The trajectory of BMI across the program was also assessed. Including a quadratic term was superior to having only a linear term, showing that individuals lost a significant amount of relative weight over the program but that the rate of weight loss decreased over time, with most changes occurring earlier in the program. The inclusion of the random linear effect of time further improved model fit. See Table 1 for model comparison results, Table 2 for final model statistics, and Fig. 1 for growth trajectories of meal planning frequency, exercise planning frequency, and BMI change.
Table 1.
Model comparisons for changes in meal planning, exercise planning, and BMI among participants (N = 139) across the MyWay to Health programa
| Meal planning | Exercise planning | BMI change | |||||||||||
|---|---|---|---|---|---|---|---|---|---|---|---|---|---|
| df | AIC | BIC | Chi-square | p-value | AIC | BIC | Chi-square | p-value | AIC | BIC | Chi-square | p-value | |
| Null | 3 | 1,203 | 1,215 | 1,388 | 1,400 | 15,463 | 15,482 | ||||||
| Linear | 4 | 1,138 | 1,154 | 67.04 | >.001 | 1,297 | 1,314 | 92.60 | >.001 | 12,118 | 12,143 | 3,346.9 | >.001 |
| Quadratic | 5 | 1,083 | 1,104 | 57.05 | >.001 | 1,272 | 1,293 | 26.79 | >.001 | 11,682 | 11,713 | 4,38.28 | >.001 |
| Quadratic with random linear effect | 7 | 1,071 | 1,100 | 15.82 | >.001 | 1,276 | 1,305 | 0.12 | .94 | 7,156 | 7,200 | 4,529 | >.001 |
AIC Akaike information criteria; BIC Bayesian information criteria; df degrees of freedom.

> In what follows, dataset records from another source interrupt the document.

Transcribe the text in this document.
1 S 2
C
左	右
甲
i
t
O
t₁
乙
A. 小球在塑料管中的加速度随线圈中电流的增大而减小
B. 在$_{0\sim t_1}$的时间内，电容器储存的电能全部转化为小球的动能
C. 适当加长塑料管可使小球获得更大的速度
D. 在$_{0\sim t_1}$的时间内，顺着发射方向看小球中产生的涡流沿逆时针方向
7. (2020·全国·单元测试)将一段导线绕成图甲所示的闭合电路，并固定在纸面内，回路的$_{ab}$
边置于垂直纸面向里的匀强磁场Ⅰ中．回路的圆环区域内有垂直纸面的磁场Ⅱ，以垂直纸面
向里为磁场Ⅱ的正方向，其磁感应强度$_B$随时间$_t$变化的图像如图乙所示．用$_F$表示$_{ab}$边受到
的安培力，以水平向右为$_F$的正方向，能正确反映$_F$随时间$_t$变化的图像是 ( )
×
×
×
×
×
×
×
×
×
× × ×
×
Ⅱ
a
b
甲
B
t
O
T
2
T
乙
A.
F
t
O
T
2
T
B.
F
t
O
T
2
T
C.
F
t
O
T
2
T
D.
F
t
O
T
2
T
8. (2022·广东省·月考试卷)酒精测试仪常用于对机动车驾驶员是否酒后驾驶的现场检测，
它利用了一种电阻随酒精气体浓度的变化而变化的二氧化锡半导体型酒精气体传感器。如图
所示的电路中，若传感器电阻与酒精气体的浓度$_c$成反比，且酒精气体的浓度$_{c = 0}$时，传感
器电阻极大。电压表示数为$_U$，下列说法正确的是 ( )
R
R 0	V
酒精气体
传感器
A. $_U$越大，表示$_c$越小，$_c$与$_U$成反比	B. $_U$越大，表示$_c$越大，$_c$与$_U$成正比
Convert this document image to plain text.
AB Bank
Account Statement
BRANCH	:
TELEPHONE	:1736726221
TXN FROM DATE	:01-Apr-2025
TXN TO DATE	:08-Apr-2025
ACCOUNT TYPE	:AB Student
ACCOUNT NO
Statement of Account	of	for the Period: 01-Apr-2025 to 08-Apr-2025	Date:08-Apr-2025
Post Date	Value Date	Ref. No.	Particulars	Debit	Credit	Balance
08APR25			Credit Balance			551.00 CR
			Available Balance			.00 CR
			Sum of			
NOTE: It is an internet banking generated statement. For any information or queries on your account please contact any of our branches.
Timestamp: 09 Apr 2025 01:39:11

aModels selected for best model fit are in bold.
Table 2.
Growth models estimating changes in planning and BMI change in participants (N = 139) across the MyWay to Health program
| Exercise planning | Meal planning | BMI | ||||
|---|---|---|---|---|---|---|
| Effects | Estimate (SE) | t-value | Estimate (SE) | t-value | Estimate (SE) | t-value |
| Fixed | ||||||
| Intercept | 2.608 (0.088) | 29.71 | 3.042 (0.072) | 42.12 | 0.391 (0.623) | 62.80 |
| Linear slope | 0.066 (0.008) | 8.132 | 0.070 (0.007) | 10.51 | −0.206 (0.007) | −28.34 |
| Quadratic slope | −0.001 (0.0,001) | −5.27 | −0.001 (0.0001) | −8.16 | 0.003 (0.000) | 49.19 |
| Random | ||||||
| Variance of intercept | 0.447 | – | 0.210 | – | 53.908 | – |
| Variance of slope | NA | – | 0.0001 | – | 0.006 | – |
| Residual variance | 0.534 | – | 0.389 | – | 0.231 | – |
Fixed effects estimates refer to regression coefficients in mixed models, while random effects estimates are estimates of variance.
BMI body mass index; SE standard error.
Fig. 1.
Quadratic models of meal planning frequency (a), exercise planning frequency (b), and body mass index (c) change over time in participants (N = 139) from the MyWay to Health program.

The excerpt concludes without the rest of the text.